La chambre basse du parlement valide la volonté du président de la République malgré la dénonciation de la violation des lois soulevée par quelques acteurs de l’opposition.
L’Assemblée nationale du Cameroun a adopté le 23 mars 2026 le projet de loi portant prorogation du mandat des députés du 31 mars au 20 décembre 2026. Le président de chambre, Théodore Datouo, a prononcé la formule d’adoption au terme de la séance plénière en présence des députés et du ministre délégué à la présidence chargé des relations avec les assemblées. François Bolvine Wakata a défendu le texte en s’appuyant sur l’article 15(4) de la Constitution pour énoncer les motifs de la prorogation.
D’après le membre du gouvernement, la prorogation intervient après les évènements qui ont émaillé la présidentielle du 12 octobre 2026. Lesquels ont conduit à la destruction des édifices publics dont certains locaux abritant les services de Elections Cameroon, l’organe chargé de l’organisation matérielle des élections. La prorogation a pour but de permettre à Elecam de se réajuster pour mieux organiser les prochaines élections. Aussi, toujours à la suite de la présidentielle, la prorogation permet d’alléger les charges financières que représentent les élections pour le budget de l’État. Ces arguments ont servi de réponses aux interrogations et préoccupations de certains députés et acteurs politiques de l’opposition qui sont intervenus dans ou hors de l’hémicycle du palais de Verre Paul Biya.
LA SUITE APRÈS LA PUBLICITÉ
Lors de la plénière consacrée à l’examen dudit projet de loi, le député Jean Michel Nintcheu a déclaré que l’exposé des motifs présenté par le gouvernement »est une insulte à l’intelligence nationale en ce qu’il est pratiquement le copier-coller de celui qui avait justifié la prorogation l’an
née dernière’’. L’ancien cadre du SDF reproche au gouvernement d’avoir fait une »interprétation fantaisiste de l’article 15(4) de la Constitution dans un but électoraliste’’; d’avoir décidé de proroger le mandat pour laisser passer la tempête de la récente présidentielle. Par ailleurs, le député n’entend pas valider l’argument lié aux difficultés financières invoqué par le gouvernement dans un pays où »le gaspillage est érigé en mode de gouvernement ».

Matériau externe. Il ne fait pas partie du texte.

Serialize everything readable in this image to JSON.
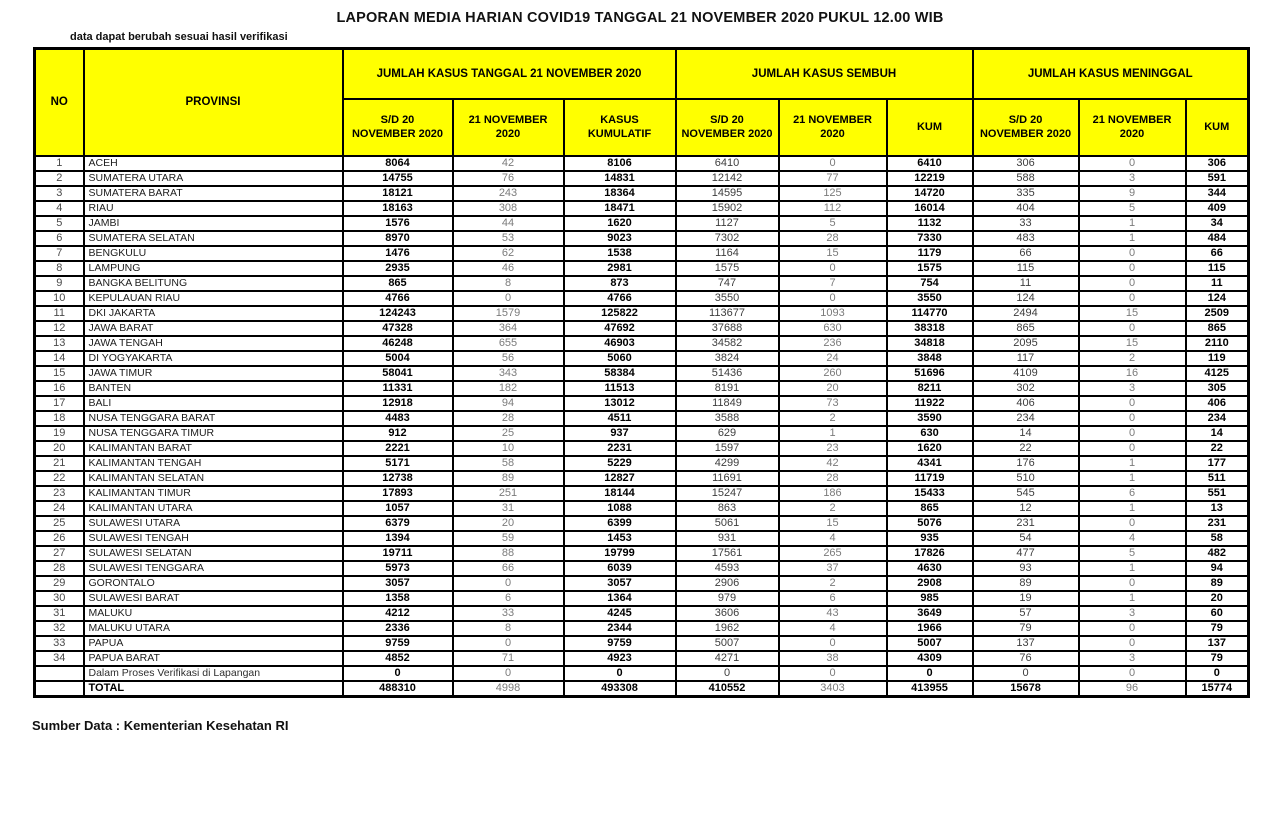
{
  "title": "LAPORAN MEDIA HARIAN COVID19 TANGGAL 21 NOVEMBER 2020 PUKUL 12.00 WIB",
  "subtitle": "data dapat berubah sesuai hasil verifikasi",
  "source_note": "Sumber Data : Kementerian Kesehatan RI",
  "colors": {
    "header_bg": "#FFFF00",
    "border": "#000000",
    "bold_text": "#000000",
    "muted_text": "#7b7b7b"
  },
  "table": {
    "no_label": "NO",
    "provinsi_label": "PROVINSI",
    "groups": [
      {
        "label": "JUMLAH KASUS TANGGAL 21 NOVEMBER 2020",
        "subcols": [
          "S/D 20 NOVEMBER 2020",
          "21 NOVEMBER 2020",
          "KASUS KUMULATIF"
        ]
      },
      {
        "label": "JUMLAH KASUS SEMBUH",
        "subcols": [
          "S/D 20 NOVEMBER 2020",
          "21 NOVEMBER 2020",
          "KUM"
        ]
      },
      {
        "label": "JUMLAH KASUS MENINGGAL",
        "subcols": [
          "S/D 20 NOVEMBER 2020",
          "21 NOVEMBER 2020",
          "KUM"
        ]
      }
    ],
    "rows": [
      {
        "no": "1",
        "province": "ACEH",
        "values": [
          "8064",
          "42",
          "8106",
          "6410",
          "0",
          "6410",
          "306",
          "0",
          "306"
        ]
      },
      {
        "no": "2",
        "province": "SUMATERA UTARA",
        "values": [
          "14755",
          "76",
          "14831",
          "12142",
          "77",
          "12219",
          "588",
          "3",
          "591"
        ]
      },
      {
        "no": "3",
        "province": "SUMATERA BARAT",
        "values": [
          "18121",
          "243",
          "18364",
          "14595",
          "125",
          "14720",
          "335",
          "9",
          "344"
        ]
      },
      {
        "no": "4",
        "province": "RIAU",
        "values": [
          "18163",
          "308",
          "18471",
          "15902",
          "112",
          "16014",
          "404",
          "5",
          "409"
        ]
      },
      {
        "no": "5",
        "province": "JAMBI",
        "values": [
          "1576",
          "44",
          "1620",
          "1127",
          "5",
          "1132",
          "33",
          "1",
          "34"
        ]
      },
      {
        "no": "6",
        "province": "SUMATERA SELATAN",
        "values": [
          "8970",
          "53",
          "9023",
          "7302",
          "28",
          "7330",
          "483",
          "1",
          "484"
        ]
      },
      {
        "no": "7",
        "province": "BENGKULU",
        "values": [
          "1476",
          "62",
          "1538",
          "1164",
          "15",
          "1179",
          "66",
          "0",
          "66"
        ]
      },
      {
        "no": "8",
        "province": "LAMPUNG",
        "values": [
          "2935",
          "46",
          "2981",
          "1575",
          "0",
          "1575",
          "115",
          "0",
          "115"
        ]
      },
      {
        "no": "9",
        "province": "BANGKA BELITUNG",
        "values": [
          "865",
          "8",
          "873",
          "747",
          "7",
          "754",
          "11",
          "0",
          "11"
        ]
      },
      {
        "no": "10",
        "province": "KEPULAUAN RIAU",
        "values": [
          "4766",
          "0",
          "4766",
          "3550",
          "0",
          "3550",
          "124",
          "0",
          "124"
        ]
      },
      {
        "no": "11",
        "province": "DKI JAKARTA",
        "values": [
          "124243",
          "1579",
          "125822",
          "113677",
          "1093",
          "114770",
          "2494",
          "15",
          "2509"
        ]
      },
      {
        "no": "12",
        "province": "JAWA BARAT",
        "values": [
          "47328",
          "364",
          "47692",
          "37688",
          "630",
          "38318",
          "865",
          "0",
          "865"
        ]
      },
      {
        "no": "13",
        "province": "JAWA TENGAH",
        "values": [
          "46248",
          "655",
          "46903",
          "34582",
          "236",
          "34818",
          "2095",
          "15",
          "2110"
        ]
      },
      {
        "no": "14",
        "province": "DI YOGYAKARTA",
        "values": [
          "5004",
          "56",
          "5060",
          "3824",
          "24",
          "3848",
          "117",
          "2",
          "119"
        ]
      },
      {
        "no": "15",
        "province": "JAWA TIMUR",
        "values": [
          "58041",
          "343",
          "58384",
          "51436",
          "260",
          "51696",
          "4109",
          "16",
          "4125"
        ]
      },
      {
        "no": "16",
        "province": "BANTEN",
        "values": [
          "11331",
          "182",
          "11513",
          "8191",
          "20",
          "8211",
          "302",
          "3",
          "305"
        ]
      },
      {
        "no": "17",
        "province": "BALI",
        "values": [
          "12918",
          "94",
          "13012",
          "11849",
          "73",
          "11922",
          "406",
          "0",
          "406"
        ]
      },
      {
        "no": "18",
        "province": "NUSA TENGGARA BARAT",
        "values": [
          "4483",
          "28",
          "4511",
          "3588",
          "2",
          "3590",
          "234",
          "0",
          "234"
        ]
      },
      {
        "no": "19",
        "province": "NUSA TENGGARA TIMUR",
        "values": [
          "912",
          "25",
          "937",
          "629",
          "1",
          "630",
          "14",
          "0",
          "14"
        ]
      },
      {
        "no": "20",
        "province": "KALIMANTAN BARAT",
        "values": [
          "2221",
          "10",
          "2231",
          "1597",
          "23",
          "1620",
          "22",
          "0",
          "22"
        ]
      },
      {
        "no": "21",
        "province": "KALIMANTAN TENGAH",
        "values": [
          "5171",
          "58",
          "5229",
          "4299",
          "42",
          "4341",
          "176",
          "1",
          "177"
        ]
      },
      {
        "no": "22",
        "province": "KALIMANTAN SELATAN",
        "values": [
          "12738",
          "89",
          "12827",
          "11691",
          "28",
          "11719",
          "510",
          "1",
          "511"
        ]
      },
      {
        "no": "23",
        "province": "KALIMANTAN TIMUR",
        "values": [
          "17893",
          "251",
          "18144",
          "15247",
          "186",
          "15433",
          "545",
          "6",
          "551"
        ]
      },
      {
        "no": "24",
        "province": "KALIMANTAN UTARA",
        "values": [
          "1057",
          "31",
          "1088",
          "863",
          "2",
          "865",
          "12",
          "1",
          "13"
        ]
      },
      {
        "no": "25",
        "province": "SULAWESI UTARA",
        "values": [
          "6379",
          "20",
          "6399",
          "5061",
          "15",
          "5076",
          "231",
          "0",
          "231"
        ]
      },
      {
        "no": "26",
        "province": "SULAWESI TENGAH",
        "values": [
          "1394",
          "59",
          "1453",
          "931",
          "4",
          "935",
          "54",
          "4",
          "58"
        ]
      },
      {
        "no": "27",
        "province": "SULAWESI SELATAN",
        "values": [
          "19711",
          "88",
          "19799",
          "17561",
          "265",
          "17826",
          "477",
          "5",
          "482"
        ]
      },
      {
        "no": "28",
        "province": "SULAWESI TENGGARA",
        "values": [
          "5973",
          "66",
          "6039",
          "4593",
          "37",
          "4630",
          "93",
          "1",
          "94"
        ]
      },
      {
        "no": "29",
        "province": "GORONTALO",
        "values": [
          "3057",
          "0",
          "3057",
          "2906",
          "2",
          "2908",
          "89",
          "0",
          "89"
        ]
      },
      {
        "no": "30",
        "province": "SULAWESI BARAT",
        "values": [
          "1358",
          "6",
          "1364",
          "979",
          "6",
          "985",
          "19",
          "1",
          "20"
        ]
      },
      {
        "no": "31",
        "province": "MALUKU",
        "values": [
          "4212",
          "33",
          "4245",
          "3606",
          "43",
          "3649",
          "57",
          "3",
          "60"
        ]
      },
      {
        "no": "32",
        "province": "MALUKU UTARA",
        "values": [
          "2336",
          "8",
          "2344",
          "1962",
          "4",
          "1966",
          "79",
          "0",
          "79"
        ]
      },
      {
        "no": "33",
        "province": "PAPUA",
        "values": [
          "9759",
          "0",
          "9759",
          "5007",
          "0",
          "5007",
          "137",
          "0",
          "137"
        ]
      },
      {
        "no": "34",
        "province": "PAPUA BARAT",
        "values": [
          "4852",
          "71",
          "4923",
          "4271",
          "38",
          "4309",
          "76",
          "3",
          "79"
        ]
      }
    ],
    "verification_row": {
      "no": "",
      "province": "Dalam Proses Verifikasi di Lapangan",
      "values": [
        "0",
        "0",
        "0",
        "0",
        "0",
        "0",
        "0",
        "0",
        "0"
      ]
    },
    "total_row": {
      "no": "",
      "province": "TOTAL",
      "values": [
        "488310",
        "4998",
        "493308",
        "410552",
        "3403",
        "413955",
        "15678",
        "96",
        "15774"
      ]
    }
  }
}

Comme lui, mais hors de l’hémicycle, l’homme politique Abdouraman Hamadou Babba cherche la confirmation de la conformité à la constitution de la prorogation du mandat des députés. Il a saisi le Conseil constitutionnel par correspondance en date du 23 mars. Il lui demande de porter à sa connaissance l’avis motivé par lequel il a déclaré au président de la République que les motifs de la seconde prorogation du mandat des députés sont conformes à la Constitution. Mais, son action n’a aucune influence sur les travaux au sin du parlement.
Tout compte fait, malgré les dénonciations, doutes et réserves, le projet de loi est adopté à l’Assemblée nationale. Le Sénat constitué des membres du parti au pouvoir à 94%, va bientôt l’entériner et le chef de l’État va promulguer la loi.